On October 26, 2016, the then-FBI director James Comey notified Congress that an investigation into Democratic Party presidential candidate Hillary Clinton was being reopened. The timing was everything. It came in October, just 11 days before Americans went to the voting booths to elect a new president.
News of the decision – related to a probe into whether Clinton had mishandled classified information through use of a private email server – dominated the US media cycle for several days. According to some pundits, it also tilted the election in Donald Trump’s favour, allowing him to pull off one of the biggest political upsets in American history.
Trump won the states by a smaller margin. Hillary Clinton’s 2016 election loss has been attributed to the revelation that an investigation into her emails had been reopened.
George H.W. Bush was also a victim of “October Surprise”. He lost the 1992 election despite his heralded achievement a year earlier in pulling together a coalition army to expel invading Iraqi troops from Kuwait.
By the time the election rolled around nobody cared who won the (Gulf) war and they were focusing on things that were happening right then and there.
Such incidents are known in US political jargon as an “October surprise”, named because events in the month – contrived or otherwise – can have an outsize influence on US presidential elections, which are held in early November.

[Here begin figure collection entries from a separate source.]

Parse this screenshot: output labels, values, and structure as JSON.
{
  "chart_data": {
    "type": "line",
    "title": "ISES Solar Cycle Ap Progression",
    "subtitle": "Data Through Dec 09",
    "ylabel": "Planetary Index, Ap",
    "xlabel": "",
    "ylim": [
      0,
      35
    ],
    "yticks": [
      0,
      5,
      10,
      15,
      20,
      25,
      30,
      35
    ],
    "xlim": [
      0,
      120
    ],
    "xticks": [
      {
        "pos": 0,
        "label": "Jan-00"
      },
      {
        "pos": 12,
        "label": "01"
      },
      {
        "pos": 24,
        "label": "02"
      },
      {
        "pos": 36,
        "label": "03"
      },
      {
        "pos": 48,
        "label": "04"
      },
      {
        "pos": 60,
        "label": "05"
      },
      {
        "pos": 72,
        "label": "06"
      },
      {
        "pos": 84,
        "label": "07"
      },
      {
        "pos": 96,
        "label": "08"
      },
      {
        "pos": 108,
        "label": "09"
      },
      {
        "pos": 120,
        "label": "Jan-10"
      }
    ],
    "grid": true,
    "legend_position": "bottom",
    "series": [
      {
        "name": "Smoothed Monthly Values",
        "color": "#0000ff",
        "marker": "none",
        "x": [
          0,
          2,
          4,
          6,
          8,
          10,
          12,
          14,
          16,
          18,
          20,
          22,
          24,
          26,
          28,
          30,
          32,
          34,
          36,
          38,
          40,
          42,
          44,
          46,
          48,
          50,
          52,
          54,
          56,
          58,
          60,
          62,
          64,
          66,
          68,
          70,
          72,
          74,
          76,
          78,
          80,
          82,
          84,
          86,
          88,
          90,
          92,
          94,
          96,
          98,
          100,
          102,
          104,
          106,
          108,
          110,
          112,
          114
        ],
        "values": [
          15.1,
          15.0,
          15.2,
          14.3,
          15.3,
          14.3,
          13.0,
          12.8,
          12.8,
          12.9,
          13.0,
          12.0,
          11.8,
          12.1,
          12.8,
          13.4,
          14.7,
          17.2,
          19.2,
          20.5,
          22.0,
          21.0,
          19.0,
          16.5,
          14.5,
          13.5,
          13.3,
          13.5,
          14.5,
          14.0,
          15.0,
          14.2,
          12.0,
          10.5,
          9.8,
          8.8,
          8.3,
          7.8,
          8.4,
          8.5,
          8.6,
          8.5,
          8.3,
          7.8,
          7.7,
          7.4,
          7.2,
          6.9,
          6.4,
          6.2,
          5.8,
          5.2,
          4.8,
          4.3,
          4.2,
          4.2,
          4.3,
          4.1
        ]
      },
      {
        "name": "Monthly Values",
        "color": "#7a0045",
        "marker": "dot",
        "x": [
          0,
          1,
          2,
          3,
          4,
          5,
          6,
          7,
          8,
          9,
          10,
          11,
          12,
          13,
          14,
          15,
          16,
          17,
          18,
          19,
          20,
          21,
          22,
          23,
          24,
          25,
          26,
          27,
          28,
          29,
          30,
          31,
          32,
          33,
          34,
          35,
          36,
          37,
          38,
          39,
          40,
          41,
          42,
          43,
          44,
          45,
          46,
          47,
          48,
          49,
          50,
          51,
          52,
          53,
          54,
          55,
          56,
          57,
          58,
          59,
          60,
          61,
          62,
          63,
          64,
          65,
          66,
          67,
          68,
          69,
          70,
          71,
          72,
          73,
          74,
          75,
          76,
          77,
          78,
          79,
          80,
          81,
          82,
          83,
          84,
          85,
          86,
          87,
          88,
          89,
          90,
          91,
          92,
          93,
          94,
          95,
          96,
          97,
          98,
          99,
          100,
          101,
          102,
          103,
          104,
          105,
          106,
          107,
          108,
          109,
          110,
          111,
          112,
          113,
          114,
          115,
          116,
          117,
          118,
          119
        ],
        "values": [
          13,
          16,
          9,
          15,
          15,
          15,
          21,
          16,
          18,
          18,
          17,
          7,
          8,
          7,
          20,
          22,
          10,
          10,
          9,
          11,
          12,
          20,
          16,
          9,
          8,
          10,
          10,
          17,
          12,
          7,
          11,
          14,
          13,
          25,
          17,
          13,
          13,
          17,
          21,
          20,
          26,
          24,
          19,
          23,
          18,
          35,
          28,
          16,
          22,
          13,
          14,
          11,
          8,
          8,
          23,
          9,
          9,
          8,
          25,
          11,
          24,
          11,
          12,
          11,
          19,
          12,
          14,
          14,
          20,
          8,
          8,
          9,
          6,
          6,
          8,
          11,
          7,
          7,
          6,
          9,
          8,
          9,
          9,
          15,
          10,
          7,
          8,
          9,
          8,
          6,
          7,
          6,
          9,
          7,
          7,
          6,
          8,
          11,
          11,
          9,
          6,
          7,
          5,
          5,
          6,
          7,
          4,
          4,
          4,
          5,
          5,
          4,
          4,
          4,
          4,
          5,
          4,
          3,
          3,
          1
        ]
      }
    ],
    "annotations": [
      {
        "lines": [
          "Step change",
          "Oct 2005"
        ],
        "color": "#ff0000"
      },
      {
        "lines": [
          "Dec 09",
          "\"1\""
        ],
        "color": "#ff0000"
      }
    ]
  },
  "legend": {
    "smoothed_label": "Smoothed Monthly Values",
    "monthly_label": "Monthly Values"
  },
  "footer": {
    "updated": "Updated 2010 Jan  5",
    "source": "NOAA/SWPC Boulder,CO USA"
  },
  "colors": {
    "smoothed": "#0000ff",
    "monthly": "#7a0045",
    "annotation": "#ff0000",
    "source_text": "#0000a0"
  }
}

Political experts said October Surprise could make the difference among undecided or swing voters. It’s just a fact of history that voters are often more influenced by the things in the run-up to the election than things that happened a while ago.
Former members of the Trump administration have said the president is looking to spring an October surprise of his own to secure another four years in the White House in the election on November 3.
There are October scenarios that could benefit the Biden campaign. One is if Trump loses the long-running legal battle to turn over eight years of tax returns before November, though that is still tied up in the courts.
Trump has been hit by other controversies in September, such as an Atlantic magazine article that said, citing anonymous sources, he had disrespected the memory of US soldiers who died in battle, calling them “losers”. The White House has said the report is false and that Trump holds the military in the highest regard.
On September 15, Watergate reporter Bob Woodward published a book based on interviews with the president, which includes quotes that suggest Trump deliberately downplayed the severity of the coronavirus outbreak in February.